Ci si alzava presto la domenica mattina perché da Viale Monza, dove abitavamo a Milano, si doveva arrivare in Corso Sempione, nei pressi dell’Arco della Pace, al capolinea del mitico tram chiamato “El gamba de legn”, percorso Milano-Legnano.
Con il grande entusiasmo dei bambini prendevamo
posto sui sedili di legno accanto ai finestrini dove, con i visi incollati ai
vetri seguivamo il percorso in città e poi oltre la Gallaratese, attraverso
piccoli borghi, paesini e tanta campagna coltivata che secondo le stagioni ci
offriva i suoi colori, il verde tenue della primavera, l’oro delle messi
d’estate e gli splendidi contrasti in autunno. La velocità ridotta ci
permetteva di osservare questa parte di mondo così diversa dal nostro vivere in
città. Le numerose fermate ad ogni borgo di quattro case erano un continuo
saliscendi di persone, quasi sempre contadini vestiti a festa con grandi ceste
e grossi fagotti, probabilmente in visita a parenti.
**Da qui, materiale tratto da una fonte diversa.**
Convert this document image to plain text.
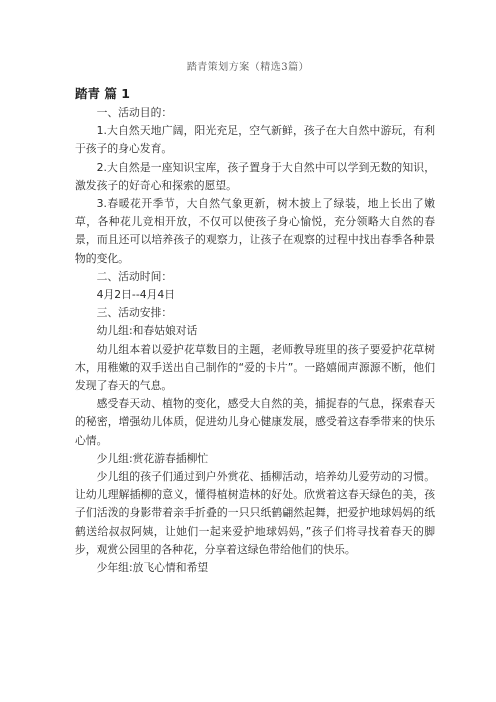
踏青策划方案（精选3篇）
踏青 篇 1

一、活动目的：

1.大自然天地广阔，阳光充足，空气新鲜，孩子在大自然中游玩，有利于孩子的身心发育。

2.大自然是一座知识宝库，孩子置身于大自然中可以学到无数的知识，激发孩子的好奇心和探索的愿望。

3.春暖花开季节，大自然气象更新，树木披上了绿装，地上长出了嫩草，各种花儿竞相开放，不仅可以使孩子身心愉悦，充分领略大自然的春景，而且还可以培养孩子的观察力，让孩子在观察的过程中找出春季各种景物的变化。

二、活动时间：

4月2日--4月4日

三、活动安排：

幼儿组:和春姑娘对话

幼儿组本着以爱护花草数目的主题，老师教导班里的孩子要爱护花草树木，用稚嫩的双手送出自己制作的“爱的卡片”。一路嬉闹声源源不断，他们发现了春天的气息。

感受春天动、植物的变化，感受大自然的美，捕捉春的气息，探索春天的秘密，增强幼儿体质，促进幼儿身心健康发展，感受着这春季带来的快乐心情。

少儿组:赏花游春插柳忙

少儿组的孩子们通过到户外赏花、插柳活动，培养幼儿爱劳动的习惯。让幼儿理解插柳的意义，懂得植树造林的好处。欣赏着这春天绿色的美，孩子们活泼的身影带着亲手折叠的一只只纸鹤翩然起舞，把爱护地球妈妈的纸鹤送给叔叔阿姨，让她们一起来爱护地球妈妈，”孩子们将寻找着春天的脚步，观赏公园里的各种花，分享着这绿色带给他们的快乐。

少年组:放飞心情和希望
In un periodo in cui ci si
spostava in bicicletta oppure su carretti, almeno la domenica si concedevano il
lusso di viaggiare più comodi.
Dopo circa due ore di viaggio scendevamo a
Legnano, altri venti minuti a piedi ed eccoci arrivati dalla zia Marietta, la
sorella maggiore di papà, la zia ricca dicevamo perché aveva una grande casa
con un bellissimo giardino. La zia era piccola e grassottella, severa e
benestante ma molto avara, solo quando arrivava papà, il fratello prediletto,
allentava i cordoni della borsa e ci offriva un lauto banchetto, apparecchiato
nell’antica sala da pranzo, aperta solo per le occasioni speciali. Il primo ad
accoglierci era Silvio(nome abbastanza insolito per quei tempi), un cagnolino
che fungeva da guardiano che abbaiava e ringhiava ferocemente finché non veniva
slegato, dopo di ché era tutto un correre e saltarci addosso festoso.
Assomigliava tantissimo alla zia, praticamente una palla di lardo, ma più
simpatico ed affettuoso con noi bambine, era il nostro giocattolo della
giornata.
Lo zio Amerigo, su di un lato del giardino aveva
un bel laboratorio di falegnameria e a volte ci faceva trovare un giocattolo di
legno.
A pranzo terminato mentre gli adulti, allegri dopo
aver bevuto qualche bicchiere in più se la raccontavano, noi scorrazzavamo per
il giardino in assoluta libertà, seguiti da Silvio, il cagnolino. Gli alberi da
frutto, secondo le stagioni, erano un dolce invito e spesso salivamo tra i rami
meno alti a coglierne i frutti. Sul limitare del giardino, in fondo e quasi
abbandonato, c’era un piccolo bosco, umido e ombroso e qui era il nostro mondo
fantastico, dove tra rami di noccioli gli uccellini cantavano indisturbati, la
luce filtrava tra le foglie ed era tutto avvolto in un alito di mistero che ci
trasformava in fate e folletti, finché il richiamo dei genitori ci riportava
alla realtà.
Il viaggio di ritorno era quasi un’incognita
perché poco dopo essere saliti sul tram che ci riportava a Milano, con il buio
e lo sferragliare delle rotaie, ci addormentavamo stanche ma felici della
nostra bella giornata trascorsa nientemeno che a Legnano.